O Super Homem

O Super Homem

 

A prematura morte de Dana Reeve, aos 44 anos, pouco após o desaparecimento de Cristopher Reeve, trouxe-nos algumas reflexões sobre o amor e o sofrimento, causadas por separações irreparáveis, que algumas vezes se mostram como mestras exemplares e insubstituíveis. Como escreveu Platão no Banquete, se, verdadeiramente, os deuses sabem apreciar a força que nasce do amor, mais apreciam e recompensam se é o que ama a se sacrificar pelo amado. E a razão é esta; o que ama é, de certa maneira, mais divino que o objeto amado, pois possui em si a divindade; é possuído por um deus.

Vítima de um câncer fulminante, a esposa do ator, que esteve ao seu lado, e presidiu a Fundação que leva o nome do marido, foi incansável na luta para o desenvolvimento de pesquisas de células-tronco, para ajudar na cura de problemas físicos, hoje insolúveis.

Em uma de suas últimas entrevistas, Christopher Reeve manifestava um entendimento sobre a vida, que o personagem encarnado no cinema, com todos os seus poderes, não poderia manifestar. Seu corpo não representa o que você é. A mente e o espírito transcendem o corpo.

Aquelas palavras nos fizeram recordar Platão na apologia feita em defesa de Sócrates: Por toda a parte eu vou persuadindo a todos, jovens e velhos, a não se preocupar, exclusivamente, e tão ardentemente, com o corpo e as riquezas, como devem preocupar-se com a alma, para que ela seja o melhor possível, e vou dizendo que a virtude não nasce da riqueza, mas da virtude vêm, aos homens, as riquezas e todos os outros bens, tanto públicos como privados.
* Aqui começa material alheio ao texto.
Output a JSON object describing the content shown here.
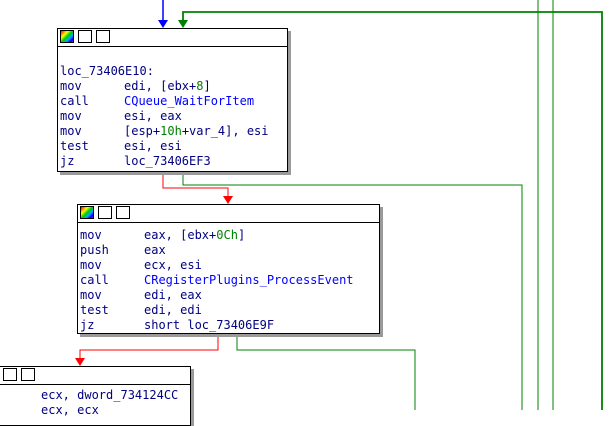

E também o filósofo alemão Nietzsche, que anunciara o Super-homem no controverso Assim Falou  Zaratustra, e afirmara que o homem é superável.

E mais: Que é o macaco para o homem? Uma zombaria ou uma dolorosa vergonha; o mesmo que deve ser o homem para o Super-homem: uma irrisão ou uma dolorosa vergonha.

Os quase dez anos de imobilidade física fizeram com que o ator, papel central no filme Em Algum Lugar do Passado, compreendesse o que o jovem da ficção romanesca não pode captar: o ser humano não é, apenas, a imagem projetada num espelho, ou a figura que os outros olhos veem.

 “ Quando faço o bem, sinto-me bem. Quando faço o mal, sinto-me mal.

Esta é a minha religião.”

 A bússola moral, emprestada de Abraão Lincoln, direcionou Christopher 

Reeve para outros entendimentos. “Acho que todos nós temos uma voz interior que nos guia; se nos livrarmos de todos os ruídos de nossa vida e escutarmos essa voz, ela vai nos dizer qual é a atitude correta.”

 O Super-homem imaginado por Nietsche, que povoou o imaginário infantil nos gibis e nas telas dos cinemas no século passado, precisou ver-se imobilizado, fisicamente, para descobri-lo, em toda a sua realidade, em sua mente e no espírito, que transcendem o corpo. O ator experimentou, em vida, o paradoxo do personagem, e deixou-nos uma lição e um exemplo, que o filósofo Nietsche jamais cogitaria.

O Super-homem continuará vivendo em nossas esperanças, distante do imaginado personagem do cinema, mas como uma possibilidade de chegarmos a ser o que não somos: pessoas melhores, mais justas, tolerantes, menos cruéis, mais inteligentes, humanas, verdadeiros heróis, que qualquer pessoa poderá encarnar.